Since I was a mashed-potato-making virgin, I decided to follow a recipe recommended by bloggy friend Amy Elliot: "Pioneer housewife. Mashed potatoes of loveliness."

Now, I used to subscribe to Pioneer Woman's blog. (That's the blog you meant Amy, right?) But I became so intimidated by her suggestions for elaborate hearty breakfasts for children living on huge swaths of land in the country. This is a woman (pictured at right) with a TV show who writes about cows in the creek. God bless her, but I cannot relate. Here in New Jersey I am raising boys who breakfast on microwaved oatmeal not far from the NJ Turkpike and a handful of Superfund sites.

But since Amy is a woman of good sense and a Canadian to boot, I decided to take her suggestion tonight and make Pioneer Woman's "Delicious, creamy mashed potatoes."  After work, I stopped by Stop and Shop. I bought a five pound bag of Yukon Gold, a potato masher, half and half and cream cheese. The mashed potatoes I made from this recipe are gone. Gone I tell you!

What was so interesting about my post is how many friends make mashed potatoes, how passionate they are about their recipes. Who knew?

"The best mashed potatoes --in my opinion --are the simplest: mash the potatoes with milk, butter and salt," wrote my friend Susan, a college professor of political theory.

"I also add a little sour cream," wrote Gwen, a legal aid lawyer. "makes them richer, and a little tangy."

"Butter, sour cream and salt," said Barbara, a college administrator and a high school classmate. "And whip them."

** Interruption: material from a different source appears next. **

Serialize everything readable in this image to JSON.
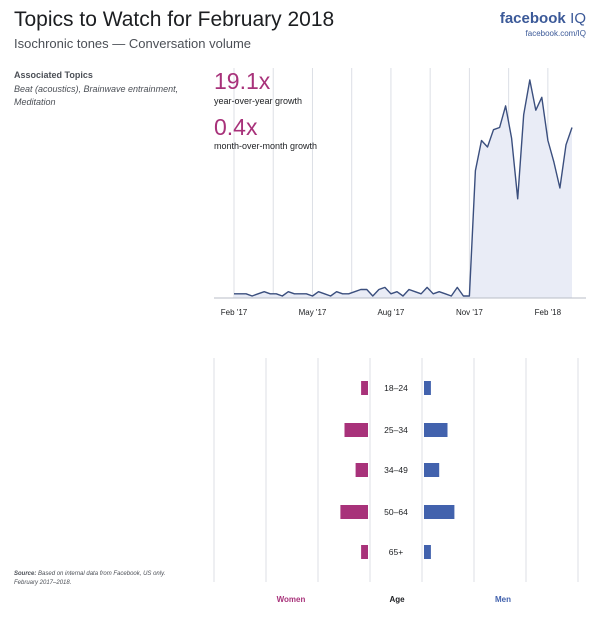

Suzanne is a retired friend, a grandma in Vermont. "You can either boil them on a stove or bake them in the microwave then peel the skins off...boil on the stove peeled and cubed, drain...put back in the same pan and mash...hint: some people save a little of the cooking water to add to the mashing..,like a quarter cup...but still use cream and butter!

Cheryl, a high school friend who lives in Lower Manhattan, said to use baking potatoes.

My sister-in-law, a nutritionist in Colorado, sounded appalled.  "no no no bakers," she said. "you must use yukon golds." (Note to Deb: I did)

You can follow more of the conversation on Rambling Follower's facebook page or you can keep up the conversation in the comment box below.


  1. I guess I missed all that potato talk, which is just as well because I would have gotten lost in it and done almost no work!

    Yummy- all the recipes are good. I never make my mashed potatoes the same way twice. They are much beloved around here, but we don't have them too often.

    And happy birthday to a fine young man!

  2. This is a great piece, Alison, because it brings women together over a simple food. Mashed potato community. I saw your post yesterday and wanted to respond, but it was an insane day so I skipped. I stopped using all that dairy deliciousness years ago when I started keeping kosher. You can't mix the cow with the meat. So, believe it or not, by using some of the potato water, olive oil, and salt I get delicious results. The family eats them up. Me, I prefer sweet potatoes, so don't usually eat much of the white. Oh, and happy birthday, Gabe! Elissa

    1. Thanks, Elissa! You know, Lucky and I are both dairy allergic, so knowing how to make them without all that dairy is superhelpful. Thanks for stopping by.

  3. Oh my goodness thank you for having the good sense to realize that I meant Pioneer Woman!